Recently I have started to learn CMake. To practice, I am trying to link SDL2 manually. I know that there is another way around using find_file
which is easy. But I want to do it myself for practice.
I get an error when I try to link the libSDL2main.a
file (running the Makefile using cmd mingw32-make)
[ 50%] Linking CXX executable exe0.exe
c:/mingw/bin/../lib/gcc/mingw32/8.2.0/../../../../mingw32/bin/ld.exe: cannot find -llibSDL2main
collect2.exe: error: ld returned 1 exit status
CMakeFiles\exe0.dir\build.make:105: recipe for target 'exe0.exe' failed
mingw32-make[2]: *** [exe0.exe] Error 1
CMakeFiles\Makefile2:94: recipe for target 'CMakeFiles/exe0.dir/all' failed
mingw32-make[1]: *** [CMakeFiles/exe0.dir/all] Error 2
Makefile:102: recipe for target 'all' failed
mingw32-make: *** [all] Error 2
Here is my CMakeLists.txt
cmake_minimum_required(VERSION 3.10)
project(SDL_Test_Project)
include_directories(include)
add_executable(exe0 main.cpp)
target_link_libraries(exe0 libSDL2main.a)
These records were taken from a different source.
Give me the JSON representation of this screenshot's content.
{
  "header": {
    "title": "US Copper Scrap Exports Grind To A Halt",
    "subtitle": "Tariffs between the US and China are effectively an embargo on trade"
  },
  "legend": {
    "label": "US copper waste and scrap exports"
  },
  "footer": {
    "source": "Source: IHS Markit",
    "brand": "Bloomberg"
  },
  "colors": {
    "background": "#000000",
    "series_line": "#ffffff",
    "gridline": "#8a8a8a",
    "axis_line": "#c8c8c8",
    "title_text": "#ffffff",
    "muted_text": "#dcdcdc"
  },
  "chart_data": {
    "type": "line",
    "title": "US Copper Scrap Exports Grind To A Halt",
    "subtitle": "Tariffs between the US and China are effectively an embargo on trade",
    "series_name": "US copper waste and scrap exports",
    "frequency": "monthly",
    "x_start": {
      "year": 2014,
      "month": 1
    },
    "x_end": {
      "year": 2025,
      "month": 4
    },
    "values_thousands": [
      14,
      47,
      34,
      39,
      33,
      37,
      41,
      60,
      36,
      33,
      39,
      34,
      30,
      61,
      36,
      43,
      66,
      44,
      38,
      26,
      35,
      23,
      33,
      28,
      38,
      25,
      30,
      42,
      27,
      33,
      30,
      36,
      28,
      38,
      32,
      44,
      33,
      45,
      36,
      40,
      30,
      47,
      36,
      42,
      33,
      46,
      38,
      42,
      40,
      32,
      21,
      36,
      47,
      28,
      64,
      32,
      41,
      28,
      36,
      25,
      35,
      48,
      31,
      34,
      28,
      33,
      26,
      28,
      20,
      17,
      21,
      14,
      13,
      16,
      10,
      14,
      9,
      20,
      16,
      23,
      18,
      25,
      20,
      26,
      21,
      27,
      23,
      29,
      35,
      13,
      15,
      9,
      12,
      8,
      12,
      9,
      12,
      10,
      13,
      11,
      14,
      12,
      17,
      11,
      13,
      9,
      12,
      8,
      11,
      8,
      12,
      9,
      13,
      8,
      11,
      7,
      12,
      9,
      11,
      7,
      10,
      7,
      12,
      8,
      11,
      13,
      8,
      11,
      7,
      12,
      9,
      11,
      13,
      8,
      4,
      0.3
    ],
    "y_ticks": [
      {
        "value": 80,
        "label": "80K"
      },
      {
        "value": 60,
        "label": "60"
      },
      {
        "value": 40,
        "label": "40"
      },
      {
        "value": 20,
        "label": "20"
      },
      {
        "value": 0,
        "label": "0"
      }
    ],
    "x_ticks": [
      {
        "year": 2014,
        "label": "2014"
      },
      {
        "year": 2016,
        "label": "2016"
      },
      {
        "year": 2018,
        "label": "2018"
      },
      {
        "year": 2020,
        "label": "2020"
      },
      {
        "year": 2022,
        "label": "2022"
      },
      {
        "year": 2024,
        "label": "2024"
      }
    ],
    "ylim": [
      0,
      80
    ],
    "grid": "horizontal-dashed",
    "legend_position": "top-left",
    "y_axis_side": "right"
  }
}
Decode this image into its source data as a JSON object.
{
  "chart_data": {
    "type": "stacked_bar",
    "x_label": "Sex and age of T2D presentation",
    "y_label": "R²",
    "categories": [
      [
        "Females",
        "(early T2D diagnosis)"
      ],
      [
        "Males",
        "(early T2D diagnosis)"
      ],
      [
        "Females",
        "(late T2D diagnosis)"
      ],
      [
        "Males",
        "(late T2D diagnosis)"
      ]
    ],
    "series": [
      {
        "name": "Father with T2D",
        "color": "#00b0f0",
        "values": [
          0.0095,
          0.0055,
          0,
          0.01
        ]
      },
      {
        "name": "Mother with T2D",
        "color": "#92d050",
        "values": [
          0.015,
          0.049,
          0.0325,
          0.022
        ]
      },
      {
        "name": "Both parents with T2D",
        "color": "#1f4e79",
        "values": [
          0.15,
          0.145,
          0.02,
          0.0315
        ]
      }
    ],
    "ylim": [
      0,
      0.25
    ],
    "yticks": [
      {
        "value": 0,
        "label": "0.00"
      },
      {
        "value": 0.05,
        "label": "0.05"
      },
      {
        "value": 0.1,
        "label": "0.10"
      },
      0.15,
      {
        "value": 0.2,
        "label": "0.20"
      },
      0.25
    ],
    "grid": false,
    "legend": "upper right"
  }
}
Here main.cpp is only a source file. I have put SDL2.dll
and libSDL2main.a
into the root of the project directory. (I used the CMake GUI to generate the Makefile in Windows 10).
If you want to link to the SDL2 libraries directly in target_link_libraries()
(without defining IMPORTED
targets, or using find_library()
), use the full path to each library. The CMAKE_SOURCE_DIR
variable provides the full path to the root directory of the CMake project:
target_link_libraries(exe0 PRIVATE
mingw32
${CMAKE_SOURCE_DIR}/libSDL2main.a
${CMAKE_SOURCE_DIR}/SDL2.dll
)
Note, for SLD2, you may also have to add the mingw32
to this command when using MinGW for compilation.